Certainly by the time of consideration for PICU admission, a CXR is warranted, as by the time a child with bronchiolitis is intubated evidence suggests pulmonary bacterial co-infection rate is >30%. As such, the community acquired pneumonia antibiotic guideline should be followed if the CXR shows undisputed consolidation.

The febrile infant with bronchiolitis should be carefully accessed, with older infants screened for UTI and very young infants (< 28 days) consideration should be given to a full septic work-up, or at least a blood culture.

Generally we do not support the use of bronchodilators (salbutamol, epinephrine) unless, usually in the older child > 8 months, significant airway obstruction (wheeze) is evident. Bronchodilators are only tested in younger children if the child would otherwise be considered for PICU admission for NIV, and only continued if a positive clinical response in noted.

In children in the 8-24 month age range, distinguishing bronchiolitis from bronchodilator responsive asthma can be difficult, and there may be overlap.
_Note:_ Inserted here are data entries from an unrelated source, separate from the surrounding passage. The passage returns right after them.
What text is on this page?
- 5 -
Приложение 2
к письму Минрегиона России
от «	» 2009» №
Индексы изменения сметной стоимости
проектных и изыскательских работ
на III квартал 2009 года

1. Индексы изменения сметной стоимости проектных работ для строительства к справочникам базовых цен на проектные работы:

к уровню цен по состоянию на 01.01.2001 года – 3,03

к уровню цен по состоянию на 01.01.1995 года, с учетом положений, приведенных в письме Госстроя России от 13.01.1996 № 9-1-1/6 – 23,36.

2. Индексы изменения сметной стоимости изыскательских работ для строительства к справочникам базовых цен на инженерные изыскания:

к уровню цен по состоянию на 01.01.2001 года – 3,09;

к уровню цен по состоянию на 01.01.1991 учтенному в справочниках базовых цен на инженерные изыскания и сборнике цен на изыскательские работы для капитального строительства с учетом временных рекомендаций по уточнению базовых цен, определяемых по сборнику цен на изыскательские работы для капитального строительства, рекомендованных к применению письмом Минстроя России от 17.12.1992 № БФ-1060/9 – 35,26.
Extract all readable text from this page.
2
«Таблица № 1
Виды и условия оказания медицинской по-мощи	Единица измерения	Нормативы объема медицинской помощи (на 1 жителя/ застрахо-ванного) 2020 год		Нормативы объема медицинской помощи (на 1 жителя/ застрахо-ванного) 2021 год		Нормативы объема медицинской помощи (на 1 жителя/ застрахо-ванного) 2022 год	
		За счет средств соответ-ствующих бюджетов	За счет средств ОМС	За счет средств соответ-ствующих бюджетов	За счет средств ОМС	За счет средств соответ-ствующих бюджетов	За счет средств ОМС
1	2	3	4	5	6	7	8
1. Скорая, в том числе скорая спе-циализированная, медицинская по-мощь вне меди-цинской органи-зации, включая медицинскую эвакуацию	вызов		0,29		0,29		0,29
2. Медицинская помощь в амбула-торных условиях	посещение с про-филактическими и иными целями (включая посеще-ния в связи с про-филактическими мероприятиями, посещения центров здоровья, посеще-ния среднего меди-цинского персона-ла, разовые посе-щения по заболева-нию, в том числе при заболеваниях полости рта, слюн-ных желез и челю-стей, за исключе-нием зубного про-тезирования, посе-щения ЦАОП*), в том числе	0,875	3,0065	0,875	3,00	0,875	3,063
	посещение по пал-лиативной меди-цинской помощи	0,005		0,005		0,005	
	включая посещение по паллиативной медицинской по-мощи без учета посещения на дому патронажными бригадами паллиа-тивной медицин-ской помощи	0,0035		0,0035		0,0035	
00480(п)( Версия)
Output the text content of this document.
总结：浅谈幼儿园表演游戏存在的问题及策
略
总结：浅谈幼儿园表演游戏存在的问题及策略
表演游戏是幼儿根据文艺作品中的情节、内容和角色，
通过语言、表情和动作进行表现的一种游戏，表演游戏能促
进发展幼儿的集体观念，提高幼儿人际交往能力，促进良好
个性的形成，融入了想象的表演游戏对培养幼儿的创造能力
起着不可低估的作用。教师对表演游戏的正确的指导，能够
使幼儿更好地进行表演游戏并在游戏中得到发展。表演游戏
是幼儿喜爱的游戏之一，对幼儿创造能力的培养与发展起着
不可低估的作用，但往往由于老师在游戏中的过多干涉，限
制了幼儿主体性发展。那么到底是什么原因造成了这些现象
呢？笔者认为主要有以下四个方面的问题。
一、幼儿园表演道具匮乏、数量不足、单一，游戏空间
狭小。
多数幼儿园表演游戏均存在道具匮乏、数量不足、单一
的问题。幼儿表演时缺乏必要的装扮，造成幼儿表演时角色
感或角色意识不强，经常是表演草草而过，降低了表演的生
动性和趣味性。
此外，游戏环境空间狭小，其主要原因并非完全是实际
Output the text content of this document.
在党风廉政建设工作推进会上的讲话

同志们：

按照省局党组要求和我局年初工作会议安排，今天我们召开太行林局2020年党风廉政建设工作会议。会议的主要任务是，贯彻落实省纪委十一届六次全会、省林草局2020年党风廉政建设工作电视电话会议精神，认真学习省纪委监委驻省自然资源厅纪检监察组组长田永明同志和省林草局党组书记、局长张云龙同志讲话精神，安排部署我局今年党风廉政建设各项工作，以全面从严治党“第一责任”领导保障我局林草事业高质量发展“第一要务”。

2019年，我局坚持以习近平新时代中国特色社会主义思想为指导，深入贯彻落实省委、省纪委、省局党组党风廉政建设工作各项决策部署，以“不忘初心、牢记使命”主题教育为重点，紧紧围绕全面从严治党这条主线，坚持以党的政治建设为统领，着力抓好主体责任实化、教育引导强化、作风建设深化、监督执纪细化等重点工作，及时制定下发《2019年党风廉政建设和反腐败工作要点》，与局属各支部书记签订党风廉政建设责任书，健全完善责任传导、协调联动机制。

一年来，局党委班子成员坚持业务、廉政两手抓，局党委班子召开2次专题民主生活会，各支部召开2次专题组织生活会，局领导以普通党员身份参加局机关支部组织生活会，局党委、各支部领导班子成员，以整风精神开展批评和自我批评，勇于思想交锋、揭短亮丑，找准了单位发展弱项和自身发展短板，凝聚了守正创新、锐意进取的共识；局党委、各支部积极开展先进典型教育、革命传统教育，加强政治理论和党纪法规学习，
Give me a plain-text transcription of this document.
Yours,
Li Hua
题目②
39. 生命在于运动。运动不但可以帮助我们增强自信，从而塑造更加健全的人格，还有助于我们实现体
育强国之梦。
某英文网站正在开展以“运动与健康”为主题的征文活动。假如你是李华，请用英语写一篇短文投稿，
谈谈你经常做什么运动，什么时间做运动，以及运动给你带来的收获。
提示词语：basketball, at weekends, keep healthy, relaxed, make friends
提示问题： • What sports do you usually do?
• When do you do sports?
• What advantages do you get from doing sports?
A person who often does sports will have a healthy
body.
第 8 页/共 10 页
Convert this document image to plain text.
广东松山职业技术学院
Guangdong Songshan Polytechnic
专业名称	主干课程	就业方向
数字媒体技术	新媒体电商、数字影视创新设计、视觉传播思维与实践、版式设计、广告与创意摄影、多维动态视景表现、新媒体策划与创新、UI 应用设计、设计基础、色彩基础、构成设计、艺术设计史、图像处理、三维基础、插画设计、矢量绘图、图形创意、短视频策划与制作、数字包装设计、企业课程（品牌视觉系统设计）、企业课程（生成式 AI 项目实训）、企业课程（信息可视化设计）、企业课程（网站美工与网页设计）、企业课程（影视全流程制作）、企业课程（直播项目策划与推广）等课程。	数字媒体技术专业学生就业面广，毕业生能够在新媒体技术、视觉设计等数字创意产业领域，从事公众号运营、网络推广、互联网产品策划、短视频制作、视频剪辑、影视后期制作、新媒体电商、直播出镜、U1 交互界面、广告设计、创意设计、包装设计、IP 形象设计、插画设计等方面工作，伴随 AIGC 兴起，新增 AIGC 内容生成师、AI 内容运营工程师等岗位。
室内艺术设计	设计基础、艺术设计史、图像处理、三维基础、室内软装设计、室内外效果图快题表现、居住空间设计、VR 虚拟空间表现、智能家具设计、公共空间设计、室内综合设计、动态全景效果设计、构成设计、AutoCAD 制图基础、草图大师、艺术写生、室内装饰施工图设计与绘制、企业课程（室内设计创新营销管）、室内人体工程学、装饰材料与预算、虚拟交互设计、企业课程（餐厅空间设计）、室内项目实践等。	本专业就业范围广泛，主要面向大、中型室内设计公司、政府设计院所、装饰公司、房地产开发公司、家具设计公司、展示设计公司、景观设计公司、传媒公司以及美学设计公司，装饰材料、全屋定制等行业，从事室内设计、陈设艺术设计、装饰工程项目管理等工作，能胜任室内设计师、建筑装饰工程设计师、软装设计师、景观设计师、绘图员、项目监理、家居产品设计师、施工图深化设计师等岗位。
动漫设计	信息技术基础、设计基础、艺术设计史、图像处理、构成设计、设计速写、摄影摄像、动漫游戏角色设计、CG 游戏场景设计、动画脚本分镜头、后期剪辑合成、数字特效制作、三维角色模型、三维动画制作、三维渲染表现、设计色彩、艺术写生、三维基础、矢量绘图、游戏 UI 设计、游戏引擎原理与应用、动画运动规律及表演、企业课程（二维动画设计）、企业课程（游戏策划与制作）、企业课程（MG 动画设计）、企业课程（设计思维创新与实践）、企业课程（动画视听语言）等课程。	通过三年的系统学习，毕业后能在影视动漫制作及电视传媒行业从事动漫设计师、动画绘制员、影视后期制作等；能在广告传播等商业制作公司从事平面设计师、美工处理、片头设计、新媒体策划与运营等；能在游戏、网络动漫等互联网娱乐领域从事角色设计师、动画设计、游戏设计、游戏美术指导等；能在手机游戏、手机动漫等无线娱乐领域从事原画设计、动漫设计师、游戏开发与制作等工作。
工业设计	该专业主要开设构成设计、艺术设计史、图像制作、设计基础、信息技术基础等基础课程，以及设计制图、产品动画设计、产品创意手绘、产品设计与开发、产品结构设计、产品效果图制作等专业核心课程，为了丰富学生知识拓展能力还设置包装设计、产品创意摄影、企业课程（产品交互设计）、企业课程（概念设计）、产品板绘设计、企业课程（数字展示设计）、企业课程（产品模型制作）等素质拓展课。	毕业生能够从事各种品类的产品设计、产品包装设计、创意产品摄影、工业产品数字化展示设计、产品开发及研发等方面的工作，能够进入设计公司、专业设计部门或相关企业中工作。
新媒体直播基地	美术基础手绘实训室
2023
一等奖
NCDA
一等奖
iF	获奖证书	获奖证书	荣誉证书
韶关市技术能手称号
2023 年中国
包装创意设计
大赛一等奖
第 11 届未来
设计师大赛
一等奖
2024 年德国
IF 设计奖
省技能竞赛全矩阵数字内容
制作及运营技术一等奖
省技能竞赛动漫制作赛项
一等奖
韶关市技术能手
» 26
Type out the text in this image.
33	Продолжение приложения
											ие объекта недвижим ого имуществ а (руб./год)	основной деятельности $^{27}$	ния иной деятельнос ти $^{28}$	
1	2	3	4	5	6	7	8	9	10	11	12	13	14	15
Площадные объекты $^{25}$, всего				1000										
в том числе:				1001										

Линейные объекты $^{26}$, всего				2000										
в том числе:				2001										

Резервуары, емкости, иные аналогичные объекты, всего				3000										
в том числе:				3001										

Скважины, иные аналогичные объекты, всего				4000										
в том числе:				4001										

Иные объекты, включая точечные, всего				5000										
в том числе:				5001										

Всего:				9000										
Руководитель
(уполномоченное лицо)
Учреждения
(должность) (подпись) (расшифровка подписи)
Our experience is that most often the asthma pathway is overused, and this may make the child appear worse, thus we recommend using careful and repeated clinical assessments and judgement.

At the ACH, for worsening respiratory distress requiring PICU admission, HHHFNC is trialed initially, if the infant would otherwise be deemed to required CPAP/BiPAP.

HHHFNC is judiciously used outside of the PICU under a strict protocol (see Respiratory Therapy section).

In rural centers, HHHFNC can be commenced for significant WOB if supported in that institution. A failure to clinically respond to HHHFNC with 2-6 hours is an indication for PICU referral.